The Future of AI Development 🔗
The future of AI development is still unfolding, with numerous possible directions ahead. One thing is clear though: generative AI with LLMs represents a massive wave that will disrupt the entire world.
I’m not talking merely about economic impact or automation. I’m referring to the fundamental ways we humans function and interact with our surroundings. This includes our means of engaging with gadgets, gathering information, and solving complex problems.
I’d even dare to go beyond that. AI will transform how our surroundings interact with each other and with us humans. It will create an intricate web of intelligent connections that reshape the very nature of our environment.
My Learning Journey 🔗
For the past few months, I’ve been immersing myself in learning about AI Agents—not just understanding what they are, but also how to build and use them effectively.
In the simplest terms, I’d describe AI Agents as a group of AI beings that can respond to complex questions or issues by orchestrating their own workflow. They manage the understanding of input, find information on how to solve problems, execute tasks, analyze results, and deliver responses. This represents a significant shift from prompt-based interactions to autonomous, goal-oriented systems.
The Hugging Face Agents Course 🔗
The latest training I undertook was the AI Agents course by Hugging Face. While somewhat generic and relatively shallow, it served as a valuable reinforcement of concepts I’d learned over time.

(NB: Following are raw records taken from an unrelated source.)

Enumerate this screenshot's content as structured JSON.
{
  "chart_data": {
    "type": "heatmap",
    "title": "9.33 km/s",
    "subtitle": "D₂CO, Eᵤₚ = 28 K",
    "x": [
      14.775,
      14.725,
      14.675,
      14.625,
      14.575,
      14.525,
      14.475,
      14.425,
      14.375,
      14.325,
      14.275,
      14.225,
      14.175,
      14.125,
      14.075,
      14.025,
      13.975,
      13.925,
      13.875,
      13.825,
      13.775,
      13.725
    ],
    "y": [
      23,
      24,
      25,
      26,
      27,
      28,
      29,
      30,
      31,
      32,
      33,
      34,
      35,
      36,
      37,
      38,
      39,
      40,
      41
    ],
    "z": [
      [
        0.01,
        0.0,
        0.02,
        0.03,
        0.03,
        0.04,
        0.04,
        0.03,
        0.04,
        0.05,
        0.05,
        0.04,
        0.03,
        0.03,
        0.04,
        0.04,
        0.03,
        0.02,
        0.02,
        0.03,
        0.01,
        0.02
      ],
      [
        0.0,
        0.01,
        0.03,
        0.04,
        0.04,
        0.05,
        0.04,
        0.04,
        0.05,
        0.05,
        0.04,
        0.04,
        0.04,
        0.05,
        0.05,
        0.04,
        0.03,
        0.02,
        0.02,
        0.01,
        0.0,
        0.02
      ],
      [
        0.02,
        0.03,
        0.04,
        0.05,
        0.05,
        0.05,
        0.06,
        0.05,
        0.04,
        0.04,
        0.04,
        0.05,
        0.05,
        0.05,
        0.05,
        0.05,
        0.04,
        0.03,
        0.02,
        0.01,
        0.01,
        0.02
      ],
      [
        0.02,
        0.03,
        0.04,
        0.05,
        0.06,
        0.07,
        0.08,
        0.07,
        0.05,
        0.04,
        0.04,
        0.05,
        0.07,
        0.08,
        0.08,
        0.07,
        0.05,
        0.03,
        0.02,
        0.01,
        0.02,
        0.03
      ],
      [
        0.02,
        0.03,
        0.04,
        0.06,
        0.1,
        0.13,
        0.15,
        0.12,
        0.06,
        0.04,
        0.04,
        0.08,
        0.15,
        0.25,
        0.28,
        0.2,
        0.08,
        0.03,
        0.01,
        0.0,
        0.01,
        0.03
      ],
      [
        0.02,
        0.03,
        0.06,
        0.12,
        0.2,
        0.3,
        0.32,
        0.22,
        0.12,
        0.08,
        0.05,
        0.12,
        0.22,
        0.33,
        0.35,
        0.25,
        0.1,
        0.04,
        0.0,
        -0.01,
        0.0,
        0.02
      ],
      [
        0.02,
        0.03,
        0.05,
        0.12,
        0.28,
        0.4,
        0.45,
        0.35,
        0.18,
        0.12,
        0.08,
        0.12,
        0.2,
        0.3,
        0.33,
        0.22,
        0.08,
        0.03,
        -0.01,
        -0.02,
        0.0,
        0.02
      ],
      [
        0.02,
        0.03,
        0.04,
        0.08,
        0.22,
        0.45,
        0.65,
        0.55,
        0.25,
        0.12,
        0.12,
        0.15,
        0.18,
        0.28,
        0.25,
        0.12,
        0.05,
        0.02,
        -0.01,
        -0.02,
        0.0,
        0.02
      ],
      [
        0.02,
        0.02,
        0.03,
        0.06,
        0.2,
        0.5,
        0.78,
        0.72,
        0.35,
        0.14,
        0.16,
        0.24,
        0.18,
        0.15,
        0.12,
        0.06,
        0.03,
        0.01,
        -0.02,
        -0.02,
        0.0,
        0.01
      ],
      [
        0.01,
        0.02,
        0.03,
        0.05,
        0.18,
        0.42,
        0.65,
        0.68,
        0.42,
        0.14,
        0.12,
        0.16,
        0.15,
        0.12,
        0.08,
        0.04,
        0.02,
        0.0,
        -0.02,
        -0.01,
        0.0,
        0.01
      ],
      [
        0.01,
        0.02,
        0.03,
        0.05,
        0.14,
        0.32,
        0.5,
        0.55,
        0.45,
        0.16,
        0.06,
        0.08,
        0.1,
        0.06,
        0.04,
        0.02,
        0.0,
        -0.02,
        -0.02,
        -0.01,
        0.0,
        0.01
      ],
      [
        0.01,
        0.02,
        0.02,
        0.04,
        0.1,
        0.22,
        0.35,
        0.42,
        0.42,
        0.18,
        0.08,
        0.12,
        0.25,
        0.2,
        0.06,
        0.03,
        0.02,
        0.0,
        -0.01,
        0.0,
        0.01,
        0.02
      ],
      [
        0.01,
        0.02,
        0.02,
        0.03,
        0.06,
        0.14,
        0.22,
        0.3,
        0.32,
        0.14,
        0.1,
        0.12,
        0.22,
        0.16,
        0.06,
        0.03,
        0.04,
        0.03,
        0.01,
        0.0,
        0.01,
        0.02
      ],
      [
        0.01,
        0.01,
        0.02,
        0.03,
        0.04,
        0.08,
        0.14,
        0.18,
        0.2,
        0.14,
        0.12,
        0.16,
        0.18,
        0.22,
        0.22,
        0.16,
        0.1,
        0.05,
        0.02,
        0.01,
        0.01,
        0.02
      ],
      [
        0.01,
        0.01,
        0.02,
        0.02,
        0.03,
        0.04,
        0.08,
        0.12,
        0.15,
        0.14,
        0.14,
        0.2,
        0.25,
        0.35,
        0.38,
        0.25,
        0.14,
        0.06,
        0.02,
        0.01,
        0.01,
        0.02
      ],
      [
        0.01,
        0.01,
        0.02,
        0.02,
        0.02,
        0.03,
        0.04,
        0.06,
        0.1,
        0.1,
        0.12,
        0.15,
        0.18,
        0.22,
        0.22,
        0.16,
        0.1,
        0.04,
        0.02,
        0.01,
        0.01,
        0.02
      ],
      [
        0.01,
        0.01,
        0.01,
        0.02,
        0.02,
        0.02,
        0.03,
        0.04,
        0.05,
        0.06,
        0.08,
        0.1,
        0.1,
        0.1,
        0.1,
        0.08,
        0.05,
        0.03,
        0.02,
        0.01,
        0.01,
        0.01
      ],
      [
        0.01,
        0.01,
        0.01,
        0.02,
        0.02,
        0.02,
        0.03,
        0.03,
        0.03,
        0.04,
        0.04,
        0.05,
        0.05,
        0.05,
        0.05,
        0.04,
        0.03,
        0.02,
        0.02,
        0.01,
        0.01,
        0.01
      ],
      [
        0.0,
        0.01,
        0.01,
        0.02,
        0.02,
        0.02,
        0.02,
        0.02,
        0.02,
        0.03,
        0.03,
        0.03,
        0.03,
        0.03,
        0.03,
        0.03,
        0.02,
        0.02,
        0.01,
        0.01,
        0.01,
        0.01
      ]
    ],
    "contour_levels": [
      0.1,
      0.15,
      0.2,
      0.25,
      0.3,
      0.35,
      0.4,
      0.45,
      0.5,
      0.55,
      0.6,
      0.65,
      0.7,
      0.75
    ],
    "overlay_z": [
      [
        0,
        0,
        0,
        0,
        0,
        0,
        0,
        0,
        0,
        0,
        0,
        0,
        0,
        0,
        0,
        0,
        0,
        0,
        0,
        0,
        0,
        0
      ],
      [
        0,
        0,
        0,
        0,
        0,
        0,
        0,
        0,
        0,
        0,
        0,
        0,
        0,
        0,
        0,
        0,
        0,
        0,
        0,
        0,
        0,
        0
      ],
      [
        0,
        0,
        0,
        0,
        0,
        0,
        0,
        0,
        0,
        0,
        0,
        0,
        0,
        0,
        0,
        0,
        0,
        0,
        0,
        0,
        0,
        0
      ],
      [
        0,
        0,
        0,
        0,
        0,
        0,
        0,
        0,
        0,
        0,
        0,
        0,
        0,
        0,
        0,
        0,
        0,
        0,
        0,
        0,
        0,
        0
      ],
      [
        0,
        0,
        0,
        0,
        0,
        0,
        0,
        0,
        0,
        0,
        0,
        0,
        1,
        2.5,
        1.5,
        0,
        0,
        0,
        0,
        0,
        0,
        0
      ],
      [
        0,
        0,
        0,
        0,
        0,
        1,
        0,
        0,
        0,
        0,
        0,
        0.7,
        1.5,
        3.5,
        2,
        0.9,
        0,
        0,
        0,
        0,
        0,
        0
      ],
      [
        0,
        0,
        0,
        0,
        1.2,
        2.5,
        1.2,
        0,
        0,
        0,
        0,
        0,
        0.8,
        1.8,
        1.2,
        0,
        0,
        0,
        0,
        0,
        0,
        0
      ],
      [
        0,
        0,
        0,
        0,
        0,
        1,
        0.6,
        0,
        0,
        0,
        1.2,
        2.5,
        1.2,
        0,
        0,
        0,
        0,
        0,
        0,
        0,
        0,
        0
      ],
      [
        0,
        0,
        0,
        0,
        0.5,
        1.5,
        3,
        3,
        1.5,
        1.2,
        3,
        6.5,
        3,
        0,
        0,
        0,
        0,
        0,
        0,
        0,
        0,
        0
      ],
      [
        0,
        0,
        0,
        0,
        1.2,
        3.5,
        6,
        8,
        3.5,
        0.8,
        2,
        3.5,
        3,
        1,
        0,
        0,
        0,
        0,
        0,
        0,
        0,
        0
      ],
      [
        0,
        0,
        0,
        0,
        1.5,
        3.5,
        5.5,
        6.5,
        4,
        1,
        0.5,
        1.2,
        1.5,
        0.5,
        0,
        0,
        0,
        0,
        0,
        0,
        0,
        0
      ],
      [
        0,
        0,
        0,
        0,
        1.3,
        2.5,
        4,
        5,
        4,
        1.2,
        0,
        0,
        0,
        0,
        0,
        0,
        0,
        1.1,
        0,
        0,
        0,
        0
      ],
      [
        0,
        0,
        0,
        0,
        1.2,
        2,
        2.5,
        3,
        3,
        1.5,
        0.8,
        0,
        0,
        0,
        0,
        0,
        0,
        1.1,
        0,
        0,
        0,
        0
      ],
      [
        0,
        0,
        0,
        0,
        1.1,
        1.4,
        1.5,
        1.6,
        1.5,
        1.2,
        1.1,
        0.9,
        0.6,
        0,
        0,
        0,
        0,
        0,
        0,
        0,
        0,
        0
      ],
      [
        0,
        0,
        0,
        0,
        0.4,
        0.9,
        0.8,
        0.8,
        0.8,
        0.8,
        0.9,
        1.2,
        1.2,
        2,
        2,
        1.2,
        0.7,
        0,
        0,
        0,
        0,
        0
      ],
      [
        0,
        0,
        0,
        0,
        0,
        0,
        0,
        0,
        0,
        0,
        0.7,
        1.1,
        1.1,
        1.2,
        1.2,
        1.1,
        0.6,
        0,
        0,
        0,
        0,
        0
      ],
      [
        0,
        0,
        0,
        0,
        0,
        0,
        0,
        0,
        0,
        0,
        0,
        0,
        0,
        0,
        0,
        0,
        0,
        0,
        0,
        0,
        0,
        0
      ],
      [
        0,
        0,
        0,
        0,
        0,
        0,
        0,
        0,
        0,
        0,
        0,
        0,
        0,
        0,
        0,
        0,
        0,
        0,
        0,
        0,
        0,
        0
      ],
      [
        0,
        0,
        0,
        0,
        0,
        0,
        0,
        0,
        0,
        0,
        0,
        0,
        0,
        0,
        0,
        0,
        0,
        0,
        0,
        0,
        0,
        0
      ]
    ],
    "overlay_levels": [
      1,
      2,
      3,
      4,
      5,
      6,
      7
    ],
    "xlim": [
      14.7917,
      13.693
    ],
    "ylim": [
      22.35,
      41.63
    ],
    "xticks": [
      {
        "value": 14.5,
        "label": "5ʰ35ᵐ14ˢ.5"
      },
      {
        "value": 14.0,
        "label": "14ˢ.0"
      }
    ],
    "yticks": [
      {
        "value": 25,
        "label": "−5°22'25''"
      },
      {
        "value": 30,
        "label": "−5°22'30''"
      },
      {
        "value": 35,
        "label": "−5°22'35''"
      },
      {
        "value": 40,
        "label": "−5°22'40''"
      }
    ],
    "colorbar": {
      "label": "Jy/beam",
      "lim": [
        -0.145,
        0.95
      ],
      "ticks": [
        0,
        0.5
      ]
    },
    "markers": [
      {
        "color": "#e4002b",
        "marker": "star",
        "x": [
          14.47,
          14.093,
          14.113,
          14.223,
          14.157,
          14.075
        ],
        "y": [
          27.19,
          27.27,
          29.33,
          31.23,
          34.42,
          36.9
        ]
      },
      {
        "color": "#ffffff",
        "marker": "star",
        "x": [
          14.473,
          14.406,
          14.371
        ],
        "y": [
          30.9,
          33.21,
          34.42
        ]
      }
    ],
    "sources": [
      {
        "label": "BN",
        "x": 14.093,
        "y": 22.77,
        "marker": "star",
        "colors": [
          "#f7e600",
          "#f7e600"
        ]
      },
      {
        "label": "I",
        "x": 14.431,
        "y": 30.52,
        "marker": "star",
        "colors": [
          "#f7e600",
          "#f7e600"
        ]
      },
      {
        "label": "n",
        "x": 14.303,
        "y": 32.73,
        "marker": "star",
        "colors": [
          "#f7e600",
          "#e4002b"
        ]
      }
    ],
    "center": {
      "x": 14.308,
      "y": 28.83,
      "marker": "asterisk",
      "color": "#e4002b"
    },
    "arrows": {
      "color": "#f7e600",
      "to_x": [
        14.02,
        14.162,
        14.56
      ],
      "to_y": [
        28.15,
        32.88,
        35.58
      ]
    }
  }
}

This was my first proper experience using HF’s own AI Agent Framework, smolagent
, alongside alternative frameworks such as llamaindex
and langgraph
.
Building Powerful Tools 🔗
What makes AI Agents particularly powerful is their capacity to leverage specialized tools. My certification project demonstrated this potential by integrating multiple capabilities:
- Web searching (via Tavily)
- Content crawling (through crawl4ai)
- Audio processing (with Whisper)
- And several other specialized functions
All these tools were orchestrated by Claude 3.5 Sonnet running on AWS Bedrock. This constellation of skills transformed a language model into a versatile digital assistant capable of navigating both textual and non-textual domains, extending well beyond my knowledge base or instructions.
My Certification Project 🔗
For the certification project, I used ag2 (a spin-off of Microsoft’s autogen), having already built several multi-agent setups using this framework.
In practice, my agent demonstrated impressive capabilities when handling information retrieval and analysis tasks. For instance, when asked “How many studio albums were published by Mercedes Sosa between 2000 and 2009?”, the agent executed a sophisticated workflow:
- First, it conducted a web search for “Mercedes Sosa studio albums 2000-2009 Wikipedia”
- After analyzing initial search results that mentioned albums like “Cantora” (2009)
- It then intelligently visited the Wikipedia page directly to verify the information
- Finally, it compiled the accurate answer: three studio albums during that period (Corazón Libre in 2005, and Cantora 1 & 2 in 2009)
What made this particularly impressive was that the agent automatically determined which tools to use at each step, managed the information gathering process, and produced a precise answer without human intervention. This autonomous chain of reasoning—from search to verification to conclusion—exemplifies the power of AI agents to handle multi-step information tasks.
The Development Process 🔗
Perhaps most illuminating was the development process itself. Despite my limited Python expertise, I successfully created a functional agent system by directing my AI coding assistant, RooCode. We had quite an interesting journey together along the way.
Key Insights and Limitations 🔗
Yet important caveats emerged from this experience:
- Automation boundaries remain significant—many scenarios still require human judgment
- Technical complexity increases exponentially with system sophistication
- Context limitations continue to constrain autonomous AI development
Implications for Our Professional Future 🔗
What does this mean for our professional futures? While AI agents will undoubtedly automate routine cognitive tasks, their limitations underscore the evolving rather than diminishing importance of human expertise. The most valuable skill may not be coding itself, but understanding how to effectively direct and collaborate with increasingly capable digital partners.
Looking Ahead 🔗
As we stand at this technological inflection point, one thing becomes absolutely clear: familiarity with AI orchestration is rapidly becoming as essential as computer literacy was a generation ago. The question isn’t whether AI will transform our works and lives, but how effectively we’ll adapt to steer it.